You've misunderstood my point. I'm not discussing the ability to check whether the code works as _I_ believe it should (as you say, that's easy to verify directly, by execution and/or testing); I'm referring to asking about intention or motivation of design choices by an author. Why this data structure rather than that one? Is this unusual or unidiomatic construction necessary in order to work around a quirk of the problem domain, or simply because the author had a brainfart or didn't know about the usual style? Are we introducing a queue here to allow for easy retries, or to decouple scaling of producers and consumers, or...? I can't evaluate the correctness of a choice without either knowing the motivation for it, or by learning the problem domain well enough to identify and make the choice myself - at which point the convenience of the AI solution is abnegated because I may as well have written it myself.

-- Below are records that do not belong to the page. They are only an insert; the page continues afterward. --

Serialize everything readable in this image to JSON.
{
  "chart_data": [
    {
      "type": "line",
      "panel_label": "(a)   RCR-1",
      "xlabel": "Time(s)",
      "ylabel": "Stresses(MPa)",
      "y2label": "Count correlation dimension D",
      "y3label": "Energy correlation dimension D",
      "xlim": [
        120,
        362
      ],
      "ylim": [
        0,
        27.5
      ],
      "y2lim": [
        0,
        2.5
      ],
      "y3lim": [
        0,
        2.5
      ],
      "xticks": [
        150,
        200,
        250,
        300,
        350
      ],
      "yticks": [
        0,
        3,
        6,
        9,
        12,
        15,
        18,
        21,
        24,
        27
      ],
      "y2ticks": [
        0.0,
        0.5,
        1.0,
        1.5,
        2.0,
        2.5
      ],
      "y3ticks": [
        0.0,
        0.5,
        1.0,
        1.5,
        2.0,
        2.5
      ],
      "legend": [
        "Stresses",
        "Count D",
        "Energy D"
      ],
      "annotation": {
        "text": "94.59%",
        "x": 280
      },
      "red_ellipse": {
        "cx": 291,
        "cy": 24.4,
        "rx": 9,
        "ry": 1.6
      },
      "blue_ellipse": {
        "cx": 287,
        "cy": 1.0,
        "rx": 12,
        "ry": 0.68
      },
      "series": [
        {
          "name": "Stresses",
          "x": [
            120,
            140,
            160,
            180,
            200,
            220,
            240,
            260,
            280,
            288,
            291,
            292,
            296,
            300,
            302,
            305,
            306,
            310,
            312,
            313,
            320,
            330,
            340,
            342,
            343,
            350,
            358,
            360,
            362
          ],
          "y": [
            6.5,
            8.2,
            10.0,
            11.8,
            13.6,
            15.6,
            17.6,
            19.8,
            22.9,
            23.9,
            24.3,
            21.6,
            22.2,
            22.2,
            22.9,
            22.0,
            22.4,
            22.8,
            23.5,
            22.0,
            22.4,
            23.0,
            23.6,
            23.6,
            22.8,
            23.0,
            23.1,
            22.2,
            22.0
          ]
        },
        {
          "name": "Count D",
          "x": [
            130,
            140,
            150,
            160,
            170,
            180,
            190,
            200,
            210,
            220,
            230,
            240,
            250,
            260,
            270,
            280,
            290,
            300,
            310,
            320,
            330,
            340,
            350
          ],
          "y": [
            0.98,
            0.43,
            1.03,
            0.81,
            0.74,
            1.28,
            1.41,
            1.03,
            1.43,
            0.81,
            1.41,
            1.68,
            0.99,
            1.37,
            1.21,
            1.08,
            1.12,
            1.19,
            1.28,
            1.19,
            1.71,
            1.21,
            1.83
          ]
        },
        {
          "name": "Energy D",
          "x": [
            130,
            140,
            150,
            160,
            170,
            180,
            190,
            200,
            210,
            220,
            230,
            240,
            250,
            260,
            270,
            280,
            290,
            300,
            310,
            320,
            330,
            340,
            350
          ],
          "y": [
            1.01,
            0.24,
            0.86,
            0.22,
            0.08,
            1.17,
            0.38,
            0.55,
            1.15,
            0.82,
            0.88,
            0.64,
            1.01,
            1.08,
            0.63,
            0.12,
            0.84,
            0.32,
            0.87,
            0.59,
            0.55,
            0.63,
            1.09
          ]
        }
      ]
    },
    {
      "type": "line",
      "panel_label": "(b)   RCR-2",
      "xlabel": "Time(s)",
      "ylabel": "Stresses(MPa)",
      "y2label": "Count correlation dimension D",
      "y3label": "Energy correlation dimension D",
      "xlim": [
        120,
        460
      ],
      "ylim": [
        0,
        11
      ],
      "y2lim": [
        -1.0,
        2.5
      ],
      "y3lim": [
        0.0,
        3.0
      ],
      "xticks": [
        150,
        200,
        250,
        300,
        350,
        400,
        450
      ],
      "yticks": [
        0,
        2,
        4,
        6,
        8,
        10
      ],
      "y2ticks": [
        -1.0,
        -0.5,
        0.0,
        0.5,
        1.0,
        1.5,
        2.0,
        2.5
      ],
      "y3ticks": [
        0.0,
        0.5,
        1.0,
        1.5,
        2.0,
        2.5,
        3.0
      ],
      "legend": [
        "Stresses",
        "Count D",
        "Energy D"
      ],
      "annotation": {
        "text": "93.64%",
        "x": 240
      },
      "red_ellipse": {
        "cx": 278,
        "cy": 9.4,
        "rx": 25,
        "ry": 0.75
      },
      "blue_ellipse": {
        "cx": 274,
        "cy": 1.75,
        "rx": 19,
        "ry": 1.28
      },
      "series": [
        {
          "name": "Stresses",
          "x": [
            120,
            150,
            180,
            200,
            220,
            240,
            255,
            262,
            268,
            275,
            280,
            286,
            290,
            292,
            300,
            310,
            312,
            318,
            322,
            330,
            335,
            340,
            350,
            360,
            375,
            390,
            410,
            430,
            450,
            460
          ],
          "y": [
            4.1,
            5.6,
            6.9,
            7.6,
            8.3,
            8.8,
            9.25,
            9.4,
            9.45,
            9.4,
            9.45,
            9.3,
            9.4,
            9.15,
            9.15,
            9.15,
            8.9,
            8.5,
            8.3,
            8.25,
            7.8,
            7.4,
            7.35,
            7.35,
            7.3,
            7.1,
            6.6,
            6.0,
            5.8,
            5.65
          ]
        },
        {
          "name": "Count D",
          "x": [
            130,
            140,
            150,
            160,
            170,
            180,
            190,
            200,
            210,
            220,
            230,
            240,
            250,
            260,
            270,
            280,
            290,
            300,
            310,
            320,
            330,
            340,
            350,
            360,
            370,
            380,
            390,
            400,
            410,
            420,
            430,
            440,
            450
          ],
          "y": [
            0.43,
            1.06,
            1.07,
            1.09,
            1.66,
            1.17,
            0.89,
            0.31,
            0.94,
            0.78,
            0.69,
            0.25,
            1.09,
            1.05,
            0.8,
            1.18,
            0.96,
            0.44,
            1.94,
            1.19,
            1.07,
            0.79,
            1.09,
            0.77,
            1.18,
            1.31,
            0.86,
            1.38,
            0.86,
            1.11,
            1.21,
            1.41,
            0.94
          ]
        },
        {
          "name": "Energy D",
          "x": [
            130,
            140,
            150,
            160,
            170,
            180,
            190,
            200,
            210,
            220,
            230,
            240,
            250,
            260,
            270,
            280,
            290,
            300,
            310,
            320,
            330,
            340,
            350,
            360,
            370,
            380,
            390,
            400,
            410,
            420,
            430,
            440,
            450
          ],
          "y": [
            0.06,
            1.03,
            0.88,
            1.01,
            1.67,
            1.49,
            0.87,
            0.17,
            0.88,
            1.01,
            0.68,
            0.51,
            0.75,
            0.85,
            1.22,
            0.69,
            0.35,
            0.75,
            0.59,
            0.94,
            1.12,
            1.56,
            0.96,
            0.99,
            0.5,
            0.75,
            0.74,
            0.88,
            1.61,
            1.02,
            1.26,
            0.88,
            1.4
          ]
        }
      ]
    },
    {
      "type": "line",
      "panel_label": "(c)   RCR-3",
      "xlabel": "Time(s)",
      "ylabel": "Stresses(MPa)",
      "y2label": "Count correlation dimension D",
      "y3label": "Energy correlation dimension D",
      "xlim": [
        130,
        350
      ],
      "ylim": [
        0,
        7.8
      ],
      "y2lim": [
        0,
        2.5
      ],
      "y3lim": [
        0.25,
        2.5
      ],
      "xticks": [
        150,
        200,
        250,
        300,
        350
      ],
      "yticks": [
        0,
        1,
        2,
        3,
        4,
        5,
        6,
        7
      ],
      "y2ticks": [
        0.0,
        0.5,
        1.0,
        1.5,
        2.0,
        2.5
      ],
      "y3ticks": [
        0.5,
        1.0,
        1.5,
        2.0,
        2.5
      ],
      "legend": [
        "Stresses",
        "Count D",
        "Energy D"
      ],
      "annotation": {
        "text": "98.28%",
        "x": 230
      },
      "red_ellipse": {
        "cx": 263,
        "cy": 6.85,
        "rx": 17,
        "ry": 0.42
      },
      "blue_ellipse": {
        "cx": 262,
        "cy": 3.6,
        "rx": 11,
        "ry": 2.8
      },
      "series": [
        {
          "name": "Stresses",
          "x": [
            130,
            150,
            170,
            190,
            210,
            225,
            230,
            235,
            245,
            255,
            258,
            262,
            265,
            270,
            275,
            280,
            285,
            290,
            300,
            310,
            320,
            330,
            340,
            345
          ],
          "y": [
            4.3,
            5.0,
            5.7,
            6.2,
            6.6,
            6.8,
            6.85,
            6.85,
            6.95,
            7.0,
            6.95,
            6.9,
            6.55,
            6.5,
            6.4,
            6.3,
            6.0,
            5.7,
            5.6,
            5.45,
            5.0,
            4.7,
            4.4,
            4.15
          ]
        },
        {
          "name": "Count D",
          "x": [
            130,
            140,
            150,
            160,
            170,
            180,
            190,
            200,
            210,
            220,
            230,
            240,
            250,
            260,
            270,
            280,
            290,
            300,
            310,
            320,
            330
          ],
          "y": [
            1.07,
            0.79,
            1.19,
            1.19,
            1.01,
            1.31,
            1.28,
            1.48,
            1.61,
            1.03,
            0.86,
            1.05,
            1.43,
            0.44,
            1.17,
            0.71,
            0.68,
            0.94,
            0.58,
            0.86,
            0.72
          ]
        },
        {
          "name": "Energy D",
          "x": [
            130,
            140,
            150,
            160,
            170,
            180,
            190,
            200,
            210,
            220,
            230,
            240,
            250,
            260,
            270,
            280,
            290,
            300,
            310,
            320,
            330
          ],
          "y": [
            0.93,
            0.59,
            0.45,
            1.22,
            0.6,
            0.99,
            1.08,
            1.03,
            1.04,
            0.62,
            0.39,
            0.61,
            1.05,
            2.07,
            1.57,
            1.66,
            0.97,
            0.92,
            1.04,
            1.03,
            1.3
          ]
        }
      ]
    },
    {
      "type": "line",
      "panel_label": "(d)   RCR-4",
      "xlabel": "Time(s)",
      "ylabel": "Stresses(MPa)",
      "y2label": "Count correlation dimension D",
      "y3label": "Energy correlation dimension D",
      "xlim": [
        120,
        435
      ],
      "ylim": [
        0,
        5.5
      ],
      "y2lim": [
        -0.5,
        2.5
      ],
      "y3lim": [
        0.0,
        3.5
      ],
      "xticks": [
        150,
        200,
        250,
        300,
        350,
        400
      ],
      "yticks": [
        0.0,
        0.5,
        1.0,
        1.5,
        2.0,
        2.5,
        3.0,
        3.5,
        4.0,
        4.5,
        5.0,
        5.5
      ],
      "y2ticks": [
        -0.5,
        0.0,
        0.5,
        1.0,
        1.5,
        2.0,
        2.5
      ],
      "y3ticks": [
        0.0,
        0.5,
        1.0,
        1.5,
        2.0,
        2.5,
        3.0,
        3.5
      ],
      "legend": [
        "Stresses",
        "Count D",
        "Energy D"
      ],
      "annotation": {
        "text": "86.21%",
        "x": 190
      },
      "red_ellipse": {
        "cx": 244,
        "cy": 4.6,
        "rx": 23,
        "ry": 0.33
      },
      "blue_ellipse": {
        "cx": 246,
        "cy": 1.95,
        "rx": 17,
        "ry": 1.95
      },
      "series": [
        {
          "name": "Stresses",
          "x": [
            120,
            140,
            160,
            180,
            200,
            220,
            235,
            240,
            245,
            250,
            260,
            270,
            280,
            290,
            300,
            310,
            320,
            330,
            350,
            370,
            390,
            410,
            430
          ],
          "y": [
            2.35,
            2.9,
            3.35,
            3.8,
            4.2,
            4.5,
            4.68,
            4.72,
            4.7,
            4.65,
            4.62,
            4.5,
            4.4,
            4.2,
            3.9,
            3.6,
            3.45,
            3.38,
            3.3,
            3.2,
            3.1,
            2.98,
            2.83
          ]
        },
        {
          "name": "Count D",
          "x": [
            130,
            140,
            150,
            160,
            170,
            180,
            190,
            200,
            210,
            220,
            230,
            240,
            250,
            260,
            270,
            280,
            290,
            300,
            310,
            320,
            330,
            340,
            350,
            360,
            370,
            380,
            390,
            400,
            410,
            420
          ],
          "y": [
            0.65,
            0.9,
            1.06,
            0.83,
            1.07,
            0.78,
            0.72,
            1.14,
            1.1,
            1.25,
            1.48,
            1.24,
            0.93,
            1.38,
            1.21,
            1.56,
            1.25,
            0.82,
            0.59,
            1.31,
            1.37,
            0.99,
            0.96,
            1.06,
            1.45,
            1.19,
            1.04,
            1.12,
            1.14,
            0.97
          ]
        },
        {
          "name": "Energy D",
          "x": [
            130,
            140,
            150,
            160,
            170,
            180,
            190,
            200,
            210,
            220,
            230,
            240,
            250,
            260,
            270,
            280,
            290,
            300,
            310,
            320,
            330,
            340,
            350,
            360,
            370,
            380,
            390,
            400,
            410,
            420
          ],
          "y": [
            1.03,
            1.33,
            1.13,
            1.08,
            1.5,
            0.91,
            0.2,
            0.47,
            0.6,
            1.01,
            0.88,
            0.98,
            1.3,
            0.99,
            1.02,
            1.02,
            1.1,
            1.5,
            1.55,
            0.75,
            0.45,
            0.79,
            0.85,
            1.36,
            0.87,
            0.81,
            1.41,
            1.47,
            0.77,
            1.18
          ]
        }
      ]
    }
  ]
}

(ref: "Code only says what it does" - https://brooker.co.za/blog/2020/06/23/code.html)

And, yes, you can ask an LLM to clarify or explain its choices, but, like I said, the core problem is that they will confidently and convincingly lie to you. I'm not claiming that humans never lie - but a) I think (I hope!) they do it less often than LLMs do, and b) I believe (subjectively) that it tends to be easier to identify when a human is unsure of themself than when an LLM is.

> I can't evaluate the correctness of a choice without either knowing the motivation for it, or by learning the problem domain well enough to identify and make the choice myself - at which point the convenience of the AI solution is abnegated because I may as well have written it myself.

I think I usually accept code that is in the latter - the convenience is I did not need to spend any real energy implementing the solution or thinking too deeply about it. Sometimes the LLM will produce a more interesting approach that I did not consider initially but is actually nicer than what I wanted to do (afaik). Often it does what I want or something similar enough to what I would've written - just that it can do it instantly instead of me manually typing, doc searching, adding types, and correcting the code. If it does something weird that I don't agree with, I instead modify the prompt to align closer to the solution I had in mind. Much like Google, sometimes the first query does not do the trick and a query reformulation is required.

I wouldn't trust an LLM to write large chunks of code that I wouldn't have been able to write/figure out myself - it's more of a coding accelerant than an autonomous engineer for me (maybe that's where our PoVs diverged initially).

I suspect the similarity with PRs is that when I'm assigned a PR, I generally have enough knowledge about the proposed modification to have an opinion on how it should be done and the benefits/drawbacks of each implementation. The divergence from a PR is that I can ask the LLM for a modification of approach with just a few seconds and continue to ask for changes until I'm satisfied (so it doesn't matter if the LLM chose an approach I don't understand - I can just ask it to align with the approach I believe is optimal).